Slate.com has published an elegantly written, accessible and on-point manifesto in defense of audiophilia. Fred Kaplan writes of his conversion moment, many years ago:
The difference between the mass-market stereos I'd been hearing up to then and the high-end gear I heard now was the difference between bodega swill and Lafite-Rothschild, between a museum-shop poster and an oil painting, between watching a porn film and having sex.

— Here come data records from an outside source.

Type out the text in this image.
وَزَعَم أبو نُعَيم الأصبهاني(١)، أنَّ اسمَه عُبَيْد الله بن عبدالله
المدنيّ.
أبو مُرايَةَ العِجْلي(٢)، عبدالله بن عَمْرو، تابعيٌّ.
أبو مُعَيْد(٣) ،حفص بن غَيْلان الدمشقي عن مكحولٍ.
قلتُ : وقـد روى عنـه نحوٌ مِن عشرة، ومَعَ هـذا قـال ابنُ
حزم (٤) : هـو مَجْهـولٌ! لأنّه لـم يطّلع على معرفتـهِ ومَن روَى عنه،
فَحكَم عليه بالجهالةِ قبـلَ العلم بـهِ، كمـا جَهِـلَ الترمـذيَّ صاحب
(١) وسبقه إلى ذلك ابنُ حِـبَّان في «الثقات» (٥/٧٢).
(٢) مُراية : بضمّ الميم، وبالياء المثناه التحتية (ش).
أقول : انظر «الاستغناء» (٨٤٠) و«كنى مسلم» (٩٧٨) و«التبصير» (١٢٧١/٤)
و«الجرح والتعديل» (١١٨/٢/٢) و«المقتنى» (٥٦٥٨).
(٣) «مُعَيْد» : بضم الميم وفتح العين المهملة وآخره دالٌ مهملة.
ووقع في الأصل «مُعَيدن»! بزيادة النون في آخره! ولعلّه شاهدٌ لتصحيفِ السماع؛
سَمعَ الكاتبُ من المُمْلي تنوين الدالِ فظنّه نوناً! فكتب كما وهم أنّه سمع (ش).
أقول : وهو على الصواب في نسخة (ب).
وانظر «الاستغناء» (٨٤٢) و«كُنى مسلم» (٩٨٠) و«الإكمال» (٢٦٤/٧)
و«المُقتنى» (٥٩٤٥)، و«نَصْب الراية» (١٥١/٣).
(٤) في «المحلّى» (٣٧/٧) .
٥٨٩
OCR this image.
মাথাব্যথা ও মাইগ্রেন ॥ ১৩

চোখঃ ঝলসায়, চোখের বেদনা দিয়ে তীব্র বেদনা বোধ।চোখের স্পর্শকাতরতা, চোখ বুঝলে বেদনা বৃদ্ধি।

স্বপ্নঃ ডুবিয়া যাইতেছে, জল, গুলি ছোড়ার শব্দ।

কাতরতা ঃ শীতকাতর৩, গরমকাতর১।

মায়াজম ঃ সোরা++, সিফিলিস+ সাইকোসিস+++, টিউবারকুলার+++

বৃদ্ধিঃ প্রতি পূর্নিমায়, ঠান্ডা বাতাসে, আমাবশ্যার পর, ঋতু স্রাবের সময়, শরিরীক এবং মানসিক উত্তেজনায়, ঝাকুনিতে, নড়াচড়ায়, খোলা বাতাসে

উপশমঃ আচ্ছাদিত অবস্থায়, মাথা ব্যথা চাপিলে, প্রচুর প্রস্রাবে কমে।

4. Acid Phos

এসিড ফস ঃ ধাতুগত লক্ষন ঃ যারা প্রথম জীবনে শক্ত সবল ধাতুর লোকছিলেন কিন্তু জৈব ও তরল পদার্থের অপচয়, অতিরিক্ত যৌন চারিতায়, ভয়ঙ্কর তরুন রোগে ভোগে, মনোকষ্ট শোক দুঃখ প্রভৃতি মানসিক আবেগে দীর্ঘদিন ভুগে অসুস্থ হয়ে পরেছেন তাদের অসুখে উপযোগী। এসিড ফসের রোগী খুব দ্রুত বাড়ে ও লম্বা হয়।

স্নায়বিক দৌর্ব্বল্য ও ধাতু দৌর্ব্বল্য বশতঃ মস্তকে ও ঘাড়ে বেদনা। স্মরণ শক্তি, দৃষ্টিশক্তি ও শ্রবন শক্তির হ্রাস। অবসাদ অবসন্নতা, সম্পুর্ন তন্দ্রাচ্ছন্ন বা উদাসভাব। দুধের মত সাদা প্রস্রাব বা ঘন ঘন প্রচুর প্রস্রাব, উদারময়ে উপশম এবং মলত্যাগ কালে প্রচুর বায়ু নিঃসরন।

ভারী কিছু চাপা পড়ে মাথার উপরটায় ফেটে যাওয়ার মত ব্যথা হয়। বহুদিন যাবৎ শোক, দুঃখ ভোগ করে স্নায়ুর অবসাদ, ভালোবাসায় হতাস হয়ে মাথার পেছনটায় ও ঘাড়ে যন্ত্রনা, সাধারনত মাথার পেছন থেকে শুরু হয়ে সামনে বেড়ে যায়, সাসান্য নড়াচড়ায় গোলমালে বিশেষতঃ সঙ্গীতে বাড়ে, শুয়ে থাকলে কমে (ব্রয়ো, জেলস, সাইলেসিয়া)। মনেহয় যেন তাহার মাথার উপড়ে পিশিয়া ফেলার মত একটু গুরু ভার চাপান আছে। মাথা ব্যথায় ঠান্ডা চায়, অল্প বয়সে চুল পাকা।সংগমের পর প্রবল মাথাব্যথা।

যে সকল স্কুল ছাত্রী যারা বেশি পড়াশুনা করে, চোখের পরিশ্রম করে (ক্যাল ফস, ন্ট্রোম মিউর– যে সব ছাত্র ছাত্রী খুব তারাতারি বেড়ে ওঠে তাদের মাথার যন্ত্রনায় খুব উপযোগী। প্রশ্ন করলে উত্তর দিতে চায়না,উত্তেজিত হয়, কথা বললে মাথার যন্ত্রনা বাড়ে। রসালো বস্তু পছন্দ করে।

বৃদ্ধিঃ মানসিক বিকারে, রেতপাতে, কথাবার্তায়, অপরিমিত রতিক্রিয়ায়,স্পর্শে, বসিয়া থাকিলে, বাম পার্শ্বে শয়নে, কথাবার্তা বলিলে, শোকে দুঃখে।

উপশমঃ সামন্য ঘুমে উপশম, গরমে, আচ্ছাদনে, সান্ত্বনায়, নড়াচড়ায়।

There is, no question about it, a whole realm of ostentatious audiophile geekdom that is over-the-top and irrelevant to the concerned music fan. I wouldn't buy thousand-dollar-per-yard speaker cable if I had Bill Gates's fortune. But there comes a time in any music fan's life (and I'd like that to be everybody) when they should feel good about investing in a set of devices that can reproduce sound with the same clarity and accuracy we ask every day of things that we apprehend with our vision. I was having this discussion with a music industry friend just last night who argued he's more concerned with convenience than precision in the reproduction of music. He's usually listening on the go, through his iPod. As Kaplan argues, that's swell for some times and places, but for him and for me, those moments when we can sit and bask in the details of great musical art - the breath and the fingers and the nuances of the wood and metal that make up the instruments - are what we most look forward to. These days you can assemble a breathtaking system for less than $3,000, and if you were a pianist you'd be looking at a lot more than that for just your instrument. Spread out over many years of service and thousands of meaningful listening experiences, it's really not that much.